The inadequacy of language to express pain for those who are/have been inside the prisons forces us outside to speak on behalf of them and allow their exposure to the regime’s atrocities to enter the realm of public discourse. Speaking on behalf of the prisoners also highlights the significance of testimony, the possibility or impossibility of witnessing, the responsibility of the witness, and the way that writing about those who are voiceless bears witness to bearing witness – that is an apparent meta-witnessing with a certain limit which makes absolute witnessing at the same time possible and impossible.[vii]

This obviously casts doubt on my attempts here at witnessing from the diaspora – witnessing and contemplating its limits!

 


[i] Pooya Azadi, Matin Mirramezani, and Mohsen B. Mesgaran, “Migration and Brain Drain from Iran.” Working Paper 9, Stanford Iran 2040 Project, Stanford University, April 2020. Iran has been ranked the second-largest brain drain in the world.

[ii] Persis M. Karim, “Guest Editor’s Introduction Iranian Diaspora.” Iranian Studies 46.1 (2013): 49-52.

[iii] Shahrnush Parsipur, Kissing the Sword: A Prison Memoir. Trans. Sara Khalili. The Feminist Press at CUNY, 2013, p. 202.

[iv] See Michel Foucault, “Panopticism.” Discipline and Punish: The Birth of the Prison. trans. Alan Sheridan. N.Y.: Vintage Books, 1995, pp. 195-228.

[v] Elaine Scarry, “Introduction.” The body in Pain: The Making and Unmaking of the World. Oxford, N.Y.: Oxford University Press, 1985, p. 18-20.

[vi] There is precedent even to such violence as rape in Iran from the 1980s. It has been documented that to prevent virgins from going directly to Paradise after death, the Islamic regime’s prison guards would deflower them via rape.
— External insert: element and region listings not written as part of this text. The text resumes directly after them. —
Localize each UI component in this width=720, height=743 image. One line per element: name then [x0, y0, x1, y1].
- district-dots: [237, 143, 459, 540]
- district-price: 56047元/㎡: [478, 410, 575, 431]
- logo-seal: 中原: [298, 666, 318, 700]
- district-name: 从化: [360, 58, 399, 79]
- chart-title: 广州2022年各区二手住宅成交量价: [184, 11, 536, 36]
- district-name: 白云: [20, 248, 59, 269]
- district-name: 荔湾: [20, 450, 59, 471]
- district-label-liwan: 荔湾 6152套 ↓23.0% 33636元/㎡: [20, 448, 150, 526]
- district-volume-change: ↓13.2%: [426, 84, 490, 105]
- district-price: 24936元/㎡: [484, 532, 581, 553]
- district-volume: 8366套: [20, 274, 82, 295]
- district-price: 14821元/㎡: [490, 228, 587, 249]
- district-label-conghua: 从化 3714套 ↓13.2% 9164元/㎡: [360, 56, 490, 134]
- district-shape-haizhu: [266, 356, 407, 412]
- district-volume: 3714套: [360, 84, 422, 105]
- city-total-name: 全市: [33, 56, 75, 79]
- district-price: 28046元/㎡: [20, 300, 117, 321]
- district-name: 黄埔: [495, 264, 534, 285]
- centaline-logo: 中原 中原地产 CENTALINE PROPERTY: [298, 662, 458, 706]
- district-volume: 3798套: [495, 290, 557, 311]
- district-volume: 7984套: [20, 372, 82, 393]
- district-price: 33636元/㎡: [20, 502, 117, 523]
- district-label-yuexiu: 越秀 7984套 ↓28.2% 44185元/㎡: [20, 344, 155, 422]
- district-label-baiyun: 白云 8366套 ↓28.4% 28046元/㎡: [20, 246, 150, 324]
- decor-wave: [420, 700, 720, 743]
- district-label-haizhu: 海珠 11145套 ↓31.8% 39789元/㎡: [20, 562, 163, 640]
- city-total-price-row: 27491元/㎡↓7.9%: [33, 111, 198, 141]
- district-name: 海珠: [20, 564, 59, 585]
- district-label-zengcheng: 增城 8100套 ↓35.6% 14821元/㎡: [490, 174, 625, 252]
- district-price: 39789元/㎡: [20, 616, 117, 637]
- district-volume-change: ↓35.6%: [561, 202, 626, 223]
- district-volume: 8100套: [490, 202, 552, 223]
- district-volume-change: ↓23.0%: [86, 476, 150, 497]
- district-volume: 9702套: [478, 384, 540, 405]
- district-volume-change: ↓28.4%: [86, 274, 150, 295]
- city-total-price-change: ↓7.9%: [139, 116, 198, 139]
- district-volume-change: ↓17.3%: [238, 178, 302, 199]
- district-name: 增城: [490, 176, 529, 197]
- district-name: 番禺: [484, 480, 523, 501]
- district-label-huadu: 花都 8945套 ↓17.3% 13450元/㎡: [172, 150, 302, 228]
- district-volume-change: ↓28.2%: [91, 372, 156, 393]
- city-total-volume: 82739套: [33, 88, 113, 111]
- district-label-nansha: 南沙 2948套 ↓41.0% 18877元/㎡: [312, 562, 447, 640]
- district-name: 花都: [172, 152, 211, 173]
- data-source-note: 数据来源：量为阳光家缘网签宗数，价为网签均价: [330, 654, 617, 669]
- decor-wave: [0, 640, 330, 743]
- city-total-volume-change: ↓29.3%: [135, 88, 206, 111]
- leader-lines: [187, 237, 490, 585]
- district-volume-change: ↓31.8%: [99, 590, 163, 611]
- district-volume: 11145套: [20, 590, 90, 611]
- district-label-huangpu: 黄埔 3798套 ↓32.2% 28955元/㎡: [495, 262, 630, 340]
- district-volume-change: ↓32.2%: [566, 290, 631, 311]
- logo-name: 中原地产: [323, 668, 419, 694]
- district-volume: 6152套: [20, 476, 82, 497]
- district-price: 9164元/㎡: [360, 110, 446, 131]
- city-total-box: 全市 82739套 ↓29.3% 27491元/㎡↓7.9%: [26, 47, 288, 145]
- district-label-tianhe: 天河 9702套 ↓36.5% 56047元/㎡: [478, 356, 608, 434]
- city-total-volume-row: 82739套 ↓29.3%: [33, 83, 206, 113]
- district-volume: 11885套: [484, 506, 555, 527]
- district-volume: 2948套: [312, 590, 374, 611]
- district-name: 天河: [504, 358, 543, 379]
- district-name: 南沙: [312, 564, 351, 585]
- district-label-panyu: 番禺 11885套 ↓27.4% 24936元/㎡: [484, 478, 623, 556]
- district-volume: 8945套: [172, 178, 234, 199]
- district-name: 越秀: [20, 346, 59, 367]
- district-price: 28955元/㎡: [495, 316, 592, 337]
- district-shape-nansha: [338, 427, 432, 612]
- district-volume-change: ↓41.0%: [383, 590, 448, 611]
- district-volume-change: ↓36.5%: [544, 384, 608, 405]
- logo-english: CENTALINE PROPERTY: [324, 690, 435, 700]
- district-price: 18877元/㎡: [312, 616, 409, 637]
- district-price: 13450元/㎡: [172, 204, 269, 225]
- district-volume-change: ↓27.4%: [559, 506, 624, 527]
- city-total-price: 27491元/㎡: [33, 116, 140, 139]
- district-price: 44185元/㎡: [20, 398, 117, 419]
See CNN’s report on rape in Iran’s prisons: https://www.cnn.com/interactive/2022/11/middleeast/iran-protests-sexual-...

Yalda Agha Fazli’s narration of violence and pain in prison here: https://www.youtube.com/watch?v=aTM0N9h6_pY

[vii] See Jacques Derrida, “Poetics and Politics of Witnessing.” Sovereignties in Question: The Poetics of Paul Celan. Eds. Jacques Derrida and Tom Detroit. N.Y.: Fordham University Press, 2005, pp. 65-96.